O iraniano Erfan Soltani, de 26 anos, condenado à morte por sua participação nos protestos contra o regime de Ali Khamenei, teve sua execução adiada, informou a ONG curda Hengaw. Soltani foi preso em sua residência em Karaj na última quinta-feira (8), e sua família havia sido previamente notificada sobre a sentença.
Em comunicado, a ONG explicou que, após conversas com parentes do jovem, foi confirmado que a execução, marcada para quarta-feira, não foi realizada e foi suspensa temporariamente.
Reação internacional
O presidente dos Estados Unidos, Donald Trump, afirmou nesta quarta (14) que recebeu informações de uma “fonte confiável” indicando que a “matança” no Irã foi interrompida e que não há planos imediatos para novas execuções.
“O massacre no Irã está parando. Parou. E não há plano para execuções”, declarou Trump, sem detalhar a fonte ou o contexto da informação. Já o ministro das Relações Exteriores do Irã negou que o governo esteja planejando execuções, em entrevista à Fox News.
Quem é Erfan Soltani
Segundo o portal IranWire, Soltani trabalhava na indústria de vestuário e havia recentemente ingressado em uma empresa privada. Conhecido por amigos e familiares como um jovem apaixonado por moda e estilo pessoal, ele também se dedicava à musculação e a esportes, levando uma vida simples.
O jovem participou das manifestações que sacodem o país há cerca de um mês, desencadeadas por crise econômica e forte desvalorização do rial. Antes de ser detido, Soltani já havia recebido ameaças de autoridades de segurança, mas manteve-se firme nos protestos.
Ele foi preso próximo à sua casa no distrito de Fardis, em Karaj. Por três dias, sua família não teve notícias de seu paradeiro, até que agentes confirmaram sua detenção e a condenação à morte no domingo (11).

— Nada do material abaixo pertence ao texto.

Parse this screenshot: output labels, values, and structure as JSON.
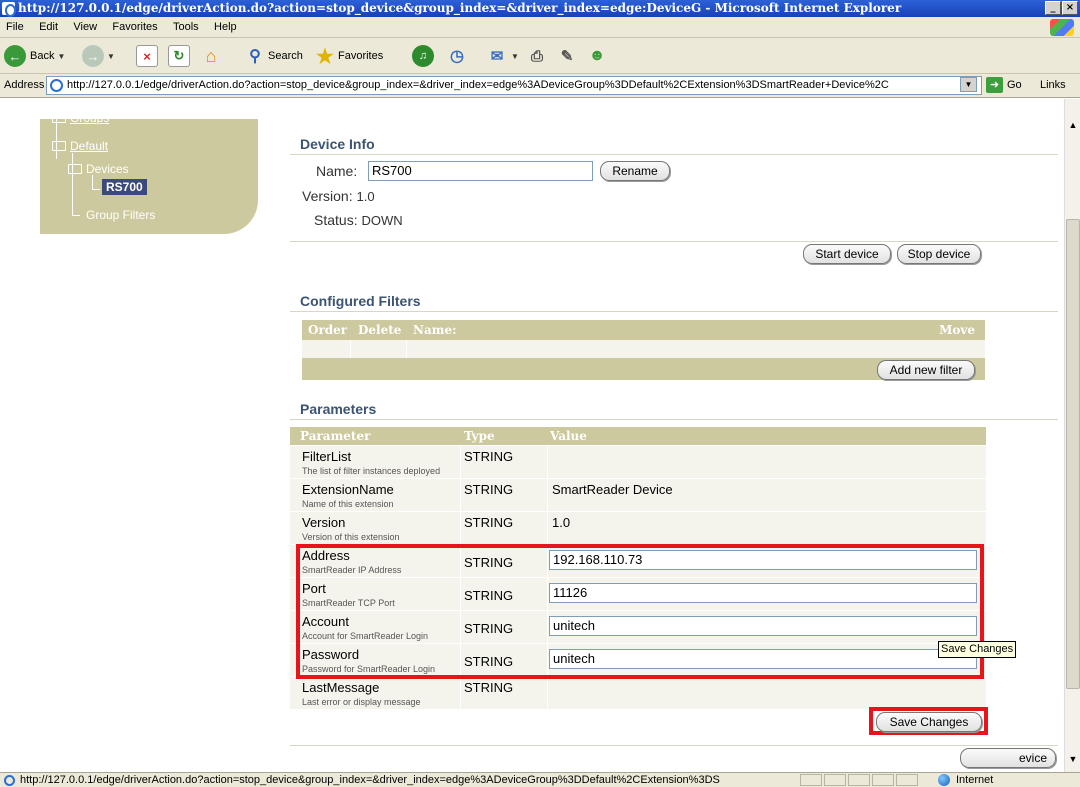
{
  "browser": {
    "title": "http://127.0.0.1/edge/driverAction.do?action=stop_device&group_index=&driver_index=edge:DeviceG - Microsoft Internet Explorer",
    "window_buttons": [
      "_",
      "×"
    ],
    "menu": [
      "File",
      "Edit",
      "View",
      "Favorites",
      "Tools",
      "Help"
    ],
    "toolbar": {
      "back": "Back",
      "search": "Search",
      "favorites": "Favorites"
    },
    "address_label": "Address",
    "address_url": "http://127.0.0.1/edge/driverAction.do?action=stop_device&group_index=&driver_index=edge%3ADeviceGroup%3DDefault%2CExtension%3DSmartReader+Device%2C",
    "go_label": "Go",
    "links_label": "Links",
    "status_url": "http://127.0.0.1/edge/driverAction.do?action=stop_device&group_index=&driver_index=edge%3ADeviceGroup%3DDefault%2CExtension%3DS",
    "zone": "Internet"
  },
  "tree": {
    "groups": "Groups",
    "default": "Default",
    "devices": "Devices",
    "selected_device": "RS700",
    "group_filters": "Group Filters"
  },
  "device_info": {
    "title": "Device Info",
    "name_label": "Name:",
    "name_value": "RS700",
    "rename_button": "Rename",
    "version_label": "Version:",
    "version_value": "1.0",
    "status_label": "Status:",
    "status_value": "DOWN",
    "start_button": "Start device",
    "stop_button": "Stop device"
  },
  "filters": {
    "title": "Configured Filters",
    "columns": [
      "Order",
      "Delete",
      "Name:",
      "Move"
    ],
    "add_button": "Add new filter"
  },
  "parameters": {
    "title": "Parameters",
    "columns": [
      "Parameter",
      "Type",
      "Value"
    ],
    "rows": [
      {
        "name": "FilterList",
        "desc": "The list of filter instances deployed",
        "type": "STRING",
        "value": ""
      },
      {
        "name": "ExtensionName",
        "desc": "Name of this extension",
        "type": "STRING",
        "value": "SmartReader Device"
      },
      {
        "name": "Version",
        "desc": "Version of this extension",
        "type": "STRING",
        "value": "1.0"
      },
      {
        "name": "Address",
        "desc": "SmartReader IP Address",
        "type": "STRING",
        "value": "192.168.110.73"
      },
      {
        "name": "Port",
        "desc": "SmartReader TCP Port",
        "type": "STRING",
        "value": "11126"
      },
      {
        "name": "Account",
        "desc": "Account for SmartReader Login",
        "type": "STRING",
        "value": "unitech"
      },
      {
        "name": "Password",
        "desc": "Password for SmartReader Login",
        "type": "STRING",
        "value": "unitech"
      },
      {
        "name": "LastMessage",
        "desc": "Last error or display message",
        "type": "STRING",
        "value": ""
      }
    ],
    "save_button": "Save Changes",
    "delete_button_fragment": "evice"
  },
  "tooltip": "Save Changes",
  "colors": {
    "table_header": "#cdc99e",
    "highlight": "#e8131b",
    "section_title": "#3c5471",
    "title_bar": "#1f4fc8"
  }
}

Uma fonte próxima à família, sob condição de anonimato, contou ao IranWire que até mesmo um parente advogado foi impedido de atuar na defesa e ameaçado por agentes de segurança. “Disseram a ele: ‘Não há processo para analisar. Qualquer pessoa presa nos protestos será executada’”, relatou a fonte.
A sentença e o contexto
Soltani foi condenado por Moharebeh, termo islâmico que significa “ódio contra Deus”, pelo qual o Irã já executou centenas de pessoas. Segundo a ONG Hengaw, a família recebeu a informação de que a sentença era definitiva, mas ainda assim a execução não foi cumprida.
Fontes próximas afirmam que o jovem não teve direito à defesa antes da condenação e que familiares puderam visitá-lo por apenas 10 minutos.
Organizações humanitárias estimam que mais de 3.400 pessoas tenham morrido durante a repressão aos protestos, enquanto o governo iraniano reconhece pouco mais de 2.000 vítimas.